TOM (Théorie, Organisation et Marchés) Lunch Seminar
Du 20/04/2017 de 13:00 à 14:00
campus Jourdan, 48 boulevard Jourdan, 75014 Paris
BASTIANELLO Lorenzo (Paris 1)
Target-based solutions for Nash bargaining
PEPES (Paris Empirical Political Economics) Working Group
Du 20/04/2017 de 12:30 à 14:00
Sc Po - TBD
JEDWAB Rémi ()
Economic Shocks, Inter-Ethnic Complementarities and the Persecution of Minorities: Evidence
Behavior seminar
Du 20/04/2017 de 12:00 à 13:00
Salle R2-01, Nouveau Bâtiment, Campus Jourdan, 48 boulevard Jourdan, 75014 Paris
GYRD-HANSEN Dorte (University of Southern Denmark)
A stated preference approach to assess whether health status impacts on marginal utility of consumption
An often, but not widely appreciated assumption underlying theoretical predictions of optimal insurance is that marginal utility of consumption evaluated at any given income level remains constant whether the individual is well or ill. However, if utility of consumption is increased or decreased by ill health, this will have an effect on the theoretical predictions of optimal choice of health insurance. In addition to the question of optimal insurance, the issue of state dependence also relates to the validity of asking patients (and not citizens) for their valuations of health improvements in stated preference studies when these are to guide the resource allocation of communal funds. To the extent that patients are in poor health and there is significant negative or positive state dependence, the marginal utility of income will not be equivalent to that of the average taxpayer, and thus, derivation of societal net benefits will be biased. Moreover, negative state dependence could be used as a justification for transferring resources from non-healthy/disabled to health individuals.
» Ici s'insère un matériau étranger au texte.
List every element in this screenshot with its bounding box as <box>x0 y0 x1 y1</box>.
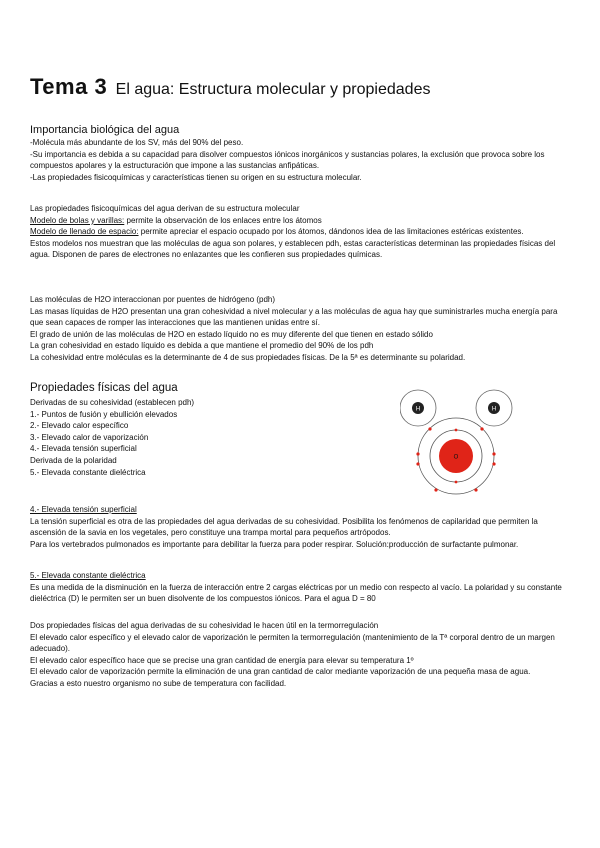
termo-line-4: Gracias a esto nuestro organismo no sube de temperatura con facilidad. <box>30 678 287 688</box>
modelo-llenado <box>30 226 565 238</box>
puentes-line-1: Las masas líquidas de H2O presentan una gran cohesividad a nivel molecular y a las moléculas de agua hay que suministrarles mucha energía para que sean capaces de romper las interacciones que las mantienen unidas entre sí. <box>30 306 558 328</box>
propiedad-item-5: 5.- Elevada constante dieléctrica <box>30 467 146 477</box>
electron <box>492 462 495 465</box>
puentes-heading: Las moléculas de H2O interaccionan por puentes de hidrógeno (pdh) <box>30 295 276 304</box>
section-puentes <box>30 294 565 364</box>
propiedades-heading: Propiedades físicas del agua <box>30 382 178 394</box>
title-text: El agua: Estructura molecular y propiedades <box>115 81 431 98</box>
section-tension <box>30 504 565 550</box>
dielectrica-heading: 5.- Elevada constante dieléctrica <box>30 571 146 580</box>
importancia-line-1: -Molécula más abundante de los SV, más del 90% del peso. <box>30 138 244 147</box>
electron <box>428 427 431 430</box>
electron <box>492 452 495 455</box>
electron <box>455 481 458 484</box>
puentes-line-2: El grado de unión de las moléculas de H2O en estado líquido no es muy diferente del que tienen en estado sólido <box>30 329 433 339</box>
section-modelos <box>30 203 565 261</box>
title-number: Tema 3 <box>30 74 108 99</box>
electron <box>480 427 483 430</box>
termo-line-1: El elevado calor específico y el elevado calor de vaporización le permiten la termorregulación (mantenimiento de la Tª corporal dentro de un margen adecuado). <box>30 632 555 654</box>
modelos-paragraph: Estos modelos nos muestran que las moléculas de agua son polares, y establecen pdh, estas características determinan las propiedades físicas del agua. Disponen de pares de electrones no enlazantes que les confieren sus propiedades químicas. <box>30 238 556 260</box>
importancia-line-2: -Su importancia es debida a su capacidad para disolver compuestos iónicos inorgánicos y sustancias polares, la exclusión que provoca sobre los compuestos apolares y la estructuración que impone a las sustancias anfipáticas. <box>30 149 545 171</box>
electron <box>416 462 419 465</box>
puentes-line-4: La cohesividad entre moléculas es la determinante de 4 de sus propiedades físicas. De la 5ª es determinante su polaridad. <box>30 352 466 362</box>
propiedades-sub-cohesividad: Derivadas de su cohesividad (establecen pdh) <box>30 398 195 407</box>
importancia-line-3: -Las propiedades fisicoquímicas y características tienen su origen en su estructura molecular. <box>30 172 362 182</box>
water-molecule-diagram <box>400 384 530 502</box>
section-importancia <box>30 123 565 183</box>
page-title <box>30 74 430 100</box>
importancia-heading: Importancia biológica del agua <box>30 124 180 136</box>
tension-paragraph-1: La tensión superficial es otra de las propiedades del agua derivadas de su cohesividad. Posibilita los fenómenos de capilaridad que permiten la ascensión de la savia en los vegetales, pero constituye una trampa mortal para pequeños artrópodos. <box>30 516 538 538</box>
propiedad-item-2: 2.- Elevado calor específico <box>30 421 129 431</box>
propiedad-item-3: 3.- Elevado calor de vaporización <box>30 432 149 442</box>
termo-heading: Dos propiedades físicas del agua derivadas de su cohesividad le hacen útil en la termorregulación <box>30 621 379 630</box>
modelo-bolas-text: permite la observación de los enlaces entre los átomos <box>124 215 322 225</box>
propiedades-sub-polaridad: Derivada de la polaridad <box>30 455 117 465</box>
hydrogen-right-label: H <box>491 406 497 413</box>
modelo-bolas <box>30 215 565 227</box>
section-dielectrica <box>30 570 565 605</box>
modelo-llenado-label: Modelo de llenado de espacio: <box>30 227 139 237</box>
modelo-bolas-label: Modelo de bolas y varillas: <box>30 215 125 225</box>
termo-line-3: El elevado calor de vaporización permite la eliminación de una gran cantidad de calor mediante vaporización de una pequeña masa de agua. <box>30 667 531 677</box>
section-termorregulacion <box>30 620 565 690</box>
section-propiedades <box>30 381 390 478</box>
electron <box>474 488 477 491</box>
modelo-llenado-text: permite apreciar el espacio ocupado por los átomos, dándonos idea de las limitaciones estéricas existentes. <box>138 227 524 237</box>
propiedad-item-1: 1.- Puntos de fusión y ebullición elevados <box>30 409 178 419</box>
electron <box>416 452 419 455</box>
tension-paragraph-2: Para los vertebrados pulmonados es importante para debilitar la fuerza para poder respirar. Solución:producción de surfactante pulmonar. <box>30 539 519 549</box>
hydrogen-left-label: H <box>415 406 421 413</box>
propiedad-item-4: 4.- Elevada tensión superficial <box>30 444 137 454</box>
electron <box>455 429 458 432</box>
tension-heading: 4.- Elevada tensión superficial <box>30 505 137 514</box>
electron <box>434 488 437 491</box>
dielectrica-paragraph: Es una medida de la disminución en la fuerza de interacción entre 2 cargas eléctricas por un medio con respecto al vacío. La polaridad y su constante dieléctrica (D) le permiten ser un buen disolvente de los compuestos iónicos. Para el agua D = 80 <box>30 582 562 604</box>
termo-line-2: El elevado calor específico hace que se precise una gran cantidad de energía para elevar su temperatura 1º <box>30 655 414 665</box>
puentes-line-3: La gran cohesividad en estado líquido es debida a que mantiene el promedio del 90% de los pdh <box>30 341 374 351</box>
modelos-heading: Las propiedades fisicoquímicas del agua derivan de su estructura molecular <box>30 204 300 213</box>
oxygen-label: O <box>453 454 459 461</box>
Hence, the presence of state dependence has methodological as well as policy relevance. Despite the importance of the subject, very few studies have been conducted. These studies show contradictory evidence. The approach presented in this paper mimics a simple insurance market, where individuals can self-insure across two periods of time (one in which the person is in good health and one in which the person is in poorer health). The health states are presented as certain events, thus eliminating any problems associated with cognition and probabilities. The focus of this study is not to derive an estimate of state dependence, but to determine whether or not individuals exhibit positive or negative state dependence when confronted with a short term reduction in health and to qualify whether the severity of a given health state affects the sign of state dependence.